Le quota actuel (6%) date de 1987 et n'est pas respecté. Être uniquement coercitif ne fonctionne pas. Une entreprise seule ne saura pas faire si elle n'a pas d'experts pour l'accompagner. À peu près la moitié des bénéficiaires d'un dispositif d'emploi accompagné, qui permet d'avoir un professionnel du handicap auprès de l'entreprise, basculent vers un emploi pérenne. C'est que ça marche. Il faut aussi s'appuyer sur les dispositifs existants. Aujourd'hui, 120.000 personnes sont accueillies dans un établissement et service d'aide par le travail (Esat) ; 35.000 sont salariées d'une entreprise adaptée, l'objectif étant d'arriver à plus de 70.000 d'ici la fin du quinquennat. Nous investissons pour cela 500 millions d'euros.

Des associations ont quitté les ­concertations sur le revenu ­universel d'activité (RUA). L'AAH va-t-elle disparaître?

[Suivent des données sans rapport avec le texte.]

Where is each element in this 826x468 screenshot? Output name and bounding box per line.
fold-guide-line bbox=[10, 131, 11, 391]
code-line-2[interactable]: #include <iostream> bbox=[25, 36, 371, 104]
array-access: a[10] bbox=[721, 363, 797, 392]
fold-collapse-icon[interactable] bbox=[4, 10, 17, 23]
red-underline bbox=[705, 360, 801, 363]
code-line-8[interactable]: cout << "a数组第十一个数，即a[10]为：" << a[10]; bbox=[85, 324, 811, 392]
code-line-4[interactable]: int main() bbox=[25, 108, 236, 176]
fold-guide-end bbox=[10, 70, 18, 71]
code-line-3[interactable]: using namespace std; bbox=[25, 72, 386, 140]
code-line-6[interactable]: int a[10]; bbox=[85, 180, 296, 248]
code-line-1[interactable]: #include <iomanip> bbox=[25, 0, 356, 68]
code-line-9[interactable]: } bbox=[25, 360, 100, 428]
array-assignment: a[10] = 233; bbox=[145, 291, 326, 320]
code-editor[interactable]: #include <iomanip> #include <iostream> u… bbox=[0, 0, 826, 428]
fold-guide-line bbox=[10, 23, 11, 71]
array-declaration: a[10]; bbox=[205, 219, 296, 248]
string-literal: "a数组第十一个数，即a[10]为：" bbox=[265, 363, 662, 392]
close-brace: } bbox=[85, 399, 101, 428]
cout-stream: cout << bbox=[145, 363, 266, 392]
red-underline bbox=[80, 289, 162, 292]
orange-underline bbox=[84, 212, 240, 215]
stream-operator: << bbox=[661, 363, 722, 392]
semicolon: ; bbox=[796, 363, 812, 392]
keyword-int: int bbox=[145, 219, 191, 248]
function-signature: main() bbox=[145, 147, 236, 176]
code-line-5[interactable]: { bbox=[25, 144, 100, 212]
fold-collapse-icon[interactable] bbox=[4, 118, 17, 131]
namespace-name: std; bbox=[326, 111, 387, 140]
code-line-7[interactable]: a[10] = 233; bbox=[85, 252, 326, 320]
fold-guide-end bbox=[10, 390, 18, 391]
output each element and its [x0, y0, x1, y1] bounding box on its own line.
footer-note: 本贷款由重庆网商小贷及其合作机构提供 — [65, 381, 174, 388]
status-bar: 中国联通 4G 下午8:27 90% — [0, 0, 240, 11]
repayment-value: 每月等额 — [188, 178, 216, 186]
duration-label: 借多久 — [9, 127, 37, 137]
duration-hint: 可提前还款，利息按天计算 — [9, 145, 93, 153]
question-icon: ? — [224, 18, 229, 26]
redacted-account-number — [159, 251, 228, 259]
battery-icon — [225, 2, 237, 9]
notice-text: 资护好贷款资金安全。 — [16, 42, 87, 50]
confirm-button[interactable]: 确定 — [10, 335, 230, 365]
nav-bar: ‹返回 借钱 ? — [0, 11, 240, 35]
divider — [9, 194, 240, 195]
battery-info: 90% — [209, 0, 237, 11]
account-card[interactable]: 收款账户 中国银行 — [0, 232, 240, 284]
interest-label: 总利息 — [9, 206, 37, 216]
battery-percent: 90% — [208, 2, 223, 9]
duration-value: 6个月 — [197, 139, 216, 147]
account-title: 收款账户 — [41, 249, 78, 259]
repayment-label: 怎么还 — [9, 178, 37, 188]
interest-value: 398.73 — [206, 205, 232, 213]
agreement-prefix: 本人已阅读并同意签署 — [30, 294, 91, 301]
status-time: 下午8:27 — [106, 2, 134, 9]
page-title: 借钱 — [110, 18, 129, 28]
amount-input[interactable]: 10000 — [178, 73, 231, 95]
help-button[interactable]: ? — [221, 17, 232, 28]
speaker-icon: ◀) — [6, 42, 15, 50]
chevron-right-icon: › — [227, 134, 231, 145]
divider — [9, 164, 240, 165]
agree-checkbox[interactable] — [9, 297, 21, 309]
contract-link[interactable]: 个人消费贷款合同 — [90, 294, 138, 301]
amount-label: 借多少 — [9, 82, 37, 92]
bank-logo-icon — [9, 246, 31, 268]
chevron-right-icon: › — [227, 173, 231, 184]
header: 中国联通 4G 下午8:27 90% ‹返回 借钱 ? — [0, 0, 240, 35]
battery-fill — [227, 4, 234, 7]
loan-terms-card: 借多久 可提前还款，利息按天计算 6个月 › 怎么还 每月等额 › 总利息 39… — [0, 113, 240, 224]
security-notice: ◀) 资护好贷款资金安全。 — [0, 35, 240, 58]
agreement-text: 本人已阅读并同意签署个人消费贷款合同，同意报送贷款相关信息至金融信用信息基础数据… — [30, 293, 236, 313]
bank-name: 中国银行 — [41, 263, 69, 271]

Ça n'est pas du tout le deal de départ! Son budget sera sanctuarisé, il n'y aura pas de ­conditionnalité de l'aide à la reprise du travail et l'individualisation en fonction de la pathologie existera toujours. Cela a été donné comme garantie dès le départ. Aucune décision quant à l'inclusion éventuelle dans le RUA n'est prise et ne le sera avant juillet. Mon ­leitmotiv est de remettre les personnes ­handicapées en situation de ­travail, quand elles le souhaitent, de les former, les accompagner, et qu'il y ait un gain indiscutable à la reprise d'activité.